Is it so normal for family to expect a scan picture?
Me and my partner went to our first scan and I invited my mother in law, I thought it would be nice to make her feel included. When the scan finished I went to the toilet, when I came out she had the strip of pictures and said 'I don't mind what picture I have but I would like this one' shocked and overwhelmed i replied 'oh right well il just show my mum them first' we then went to my mums to show her the pictures and I told her she can have one, she was very shocked I even offered! She ended up choosing the one my in law wanted, I thought that's okay as my in law got to come and at the end of the day it's my mum! So after we went my in laws to show other family, mother in law asked 'her' picture, I told her what's happened, she made such a big fuss and went very moody, i tried to smooth it over, said I thought I was only fair my mum has that one as you came to the scan, you can have any other. She made a big do about choosing another and when she did went to tear it off, somebody went to get the scissors. Obviously this reaction, with hormones, upset me but I let it go and didn't discuss it any further.

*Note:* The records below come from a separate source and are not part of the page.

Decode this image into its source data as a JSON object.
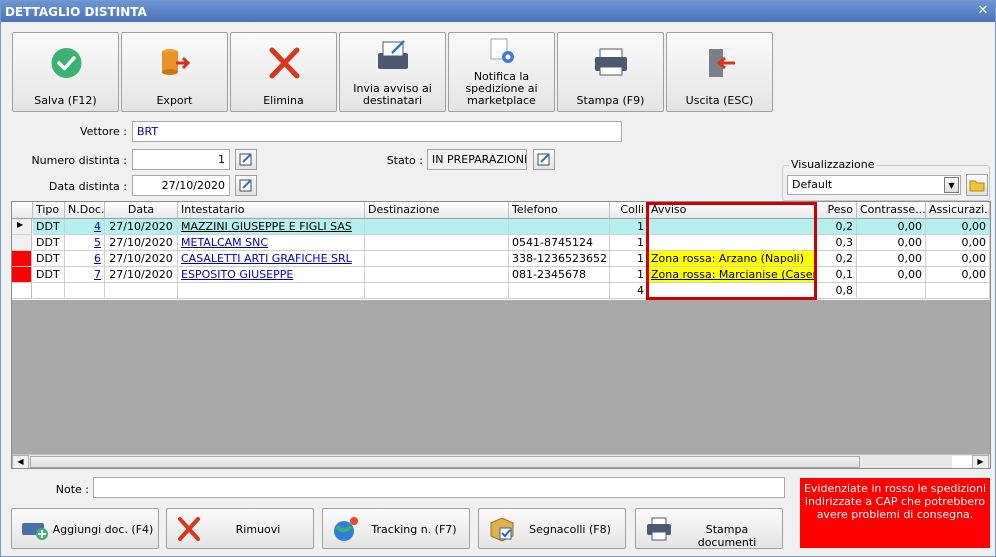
{
  "window": {
    "title": "DETTAGLIO DISTINTA"
  },
  "toolbar": [
    {
      "label": "Salva (F12)",
      "icon": "check-icon"
    },
    {
      "label": "Export",
      "icon": "export-icon"
    },
    {
      "label": "Elimina",
      "icon": "delete-x-icon"
    },
    {
      "label": "Invia avviso ai destinatari",
      "icon": "notice-print-icon"
    },
    {
      "label": "Notifica la spedizione ai marketplace",
      "icon": "document-gear-icon"
    },
    {
      "label": "Stampa (F9)",
      "icon": "printer-icon"
    },
    {
      "label": "Uscita (ESC)",
      "icon": "exit-door-icon"
    }
  ],
  "form": {
    "vettore_label": "Vettore :",
    "vettore_value": "BRT",
    "numero_label": "Numero distinta :",
    "numero_value": "1",
    "data_label": "Data distinta :",
    "data_value": "27/10/2020",
    "stato_label": "Stato :",
    "stato_value": "IN PREPARAZIONE"
  },
  "visualizzazione": {
    "label": "Visualizzazione",
    "selected": "Default"
  },
  "table": {
    "columns": [
      "Tipo",
      "N.Doc.",
      "Data",
      "Intestatario",
      "Destinazione",
      "Telefono",
      "Colli",
      "Avviso",
      "Peso",
      "Contrasse...",
      "Assicurazi..."
    ],
    "rows": [
      {
        "marker": "current",
        "tipo": "DDT",
        "ndoc": "4",
        "data": "27/10/2020",
        "intestatario": "MAZZINI GIUSEPPE E FIGLI SAS",
        "destinazione": "",
        "telefono": "",
        "colli": "1",
        "avviso": "",
        "peso": "0,2",
        "contrassegno": "0,00",
        "assicurazione": "0,00"
      },
      {
        "marker": "",
        "tipo": "DDT",
        "ndoc": "5",
        "data": "27/10/2020",
        "intestatario": "METALCAM SNC",
        "destinazione": "",
        "telefono": "0541-8745124",
        "colli": "1",
        "avviso": "",
        "peso": "0,3",
        "contrassegno": "0,00",
        "assicurazione": "0,00"
      },
      {
        "marker": "red",
        "tipo": "DDT",
        "ndoc": "6",
        "data": "27/10/2020",
        "intestatario": "CASALETTI ARTI GRAFICHE SRL",
        "destinazione": "",
        "telefono": "338-1236523652",
        "colli": "1",
        "avviso": "Zona rossa: Arzano (Napoli)",
        "peso": "0,2",
        "contrassegno": "0,00",
        "assicurazione": "0,00"
      },
      {
        "marker": "red",
        "tipo": "DDT",
        "ndoc": "7",
        "data": "27/10/2020",
        "intestatario": "ESPOSITO GIUSEPPE",
        "destinazione": "",
        "telefono": "081-2345678",
        "colli": "1",
        "avviso": "Zona rossa: Marcianise (Caserta)",
        "peso": "0,1",
        "contrassegno": "0,00",
        "assicurazione": "0,00"
      }
    ],
    "totals": {
      "colli": "4",
      "peso": "0,8"
    }
  },
  "note": {
    "label": "Note :",
    "value": ""
  },
  "legend": {
    "text": "Evidenziate in rosso le spedizioni indirizzate a CAP che potrebbero avere problemi di consegna."
  },
  "bottom_buttons": [
    {
      "label": "Aggiungi doc. (F4)",
      "icon": "add-document-icon"
    },
    {
      "label": "Rimuovi",
      "icon": "remove-x-icon"
    },
    {
      "label": "Tracking n. (F7)",
      "icon": "globe-icon"
    },
    {
      "label": "Segnacolli (F8)",
      "icon": "package-label-icon"
    },
    {
      "label": "Stampa documenti",
      "icon": "printer-icon"
    }
  ],
  "colors": {
    "accent_row": "#b4f0f0",
    "warning_fill": "#ffff00",
    "alert_red": "#ff0000",
    "highlight_border": "#cc0000"
  }
}
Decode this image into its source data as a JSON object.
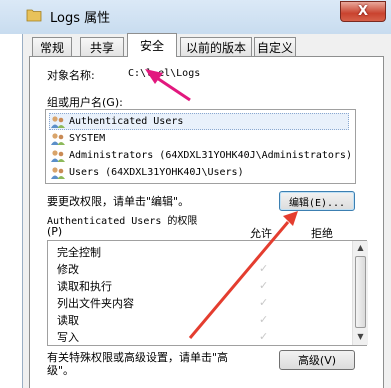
{
  "window": {
    "title": "Logs 属性",
    "close_glyph": "X"
  },
  "tabs": [
    {
      "label": "常规"
    },
    {
      "label": "共享"
    },
    {
      "label": "安全"
    },
    {
      "label": "以前的版本"
    },
    {
      "label": "自定义"
    }
  ],
  "object": {
    "label": "对象名称:",
    "value": "C:\\l  el\\Logs"
  },
  "groups": {
    "label": "组或用户名(G):",
    "items": [
      {
        "name": "Authenticated Users"
      },
      {
        "name": "SYSTEM"
      },
      {
        "name": "Administrators (64XDXL31YOHK40J\\Administrators)"
      },
      {
        "name": "Users (64XDXL31YOHK40J\\Users)"
      }
    ]
  },
  "change_hint": "要更改权限，请单击\"编辑\"。",
  "edit_button": "编辑(E)...",
  "permissions": {
    "title": "Authenticated Users 的权限",
    "access_key": "(P)",
    "allow_header": "允许",
    "deny_header": "拒绝",
    "rows": [
      {
        "name": "完全控制",
        "allow": false
      },
      {
        "name": "修改",
        "allow": true
      },
      {
        "name": "读取和执行",
        "allow": true
      },
      {
        "name": "列出文件夹内容",
        "allow": true
      },
      {
        "name": "读取",
        "allow": true
      },
      {
        "name": "写入",
        "allow": true
      }
    ]
  },
  "special_hint_line1": "有关特殊权限或高级设置，请单击\"高",
  "special_hint_line2": "级\"。",
  "advanced_button": "高级(V)",
  "colors": {
    "annotation_arrow": "#e2187e",
    "annotation_arrow_red": "#e43d2f"
  },
  "icons": [
    "folder-icon",
    "users-icon",
    "checkmark-icon",
    "scroll-up-icon",
    "scroll-down-icon"
  ]
}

Anyway our next scan is approaching fast now and she's expecting to have first pick of the picture she wants of the strip. I don't want to go through this again, I want a full strip, so I thought about scanning the photos on some photo paper and giving her that, but I'm not sure how she will react to this, I don't think it will make her very happy. Someone suggested scanning them all then scanning another set for us, giving her a full set then letting her have 1 original one, is it unfair that I don't want to do this, I want my pictures? I don't feel anyone should just expect a picture? How do I get around this argument free but keeping happy too?!
She has got 2 daughters, one who has just had a baby and she was there through it all! I want her included but other comments have been made about doing things/how I should do them, I just want a bit of respect for what I want to do and not to make a fuss when I disagree with something.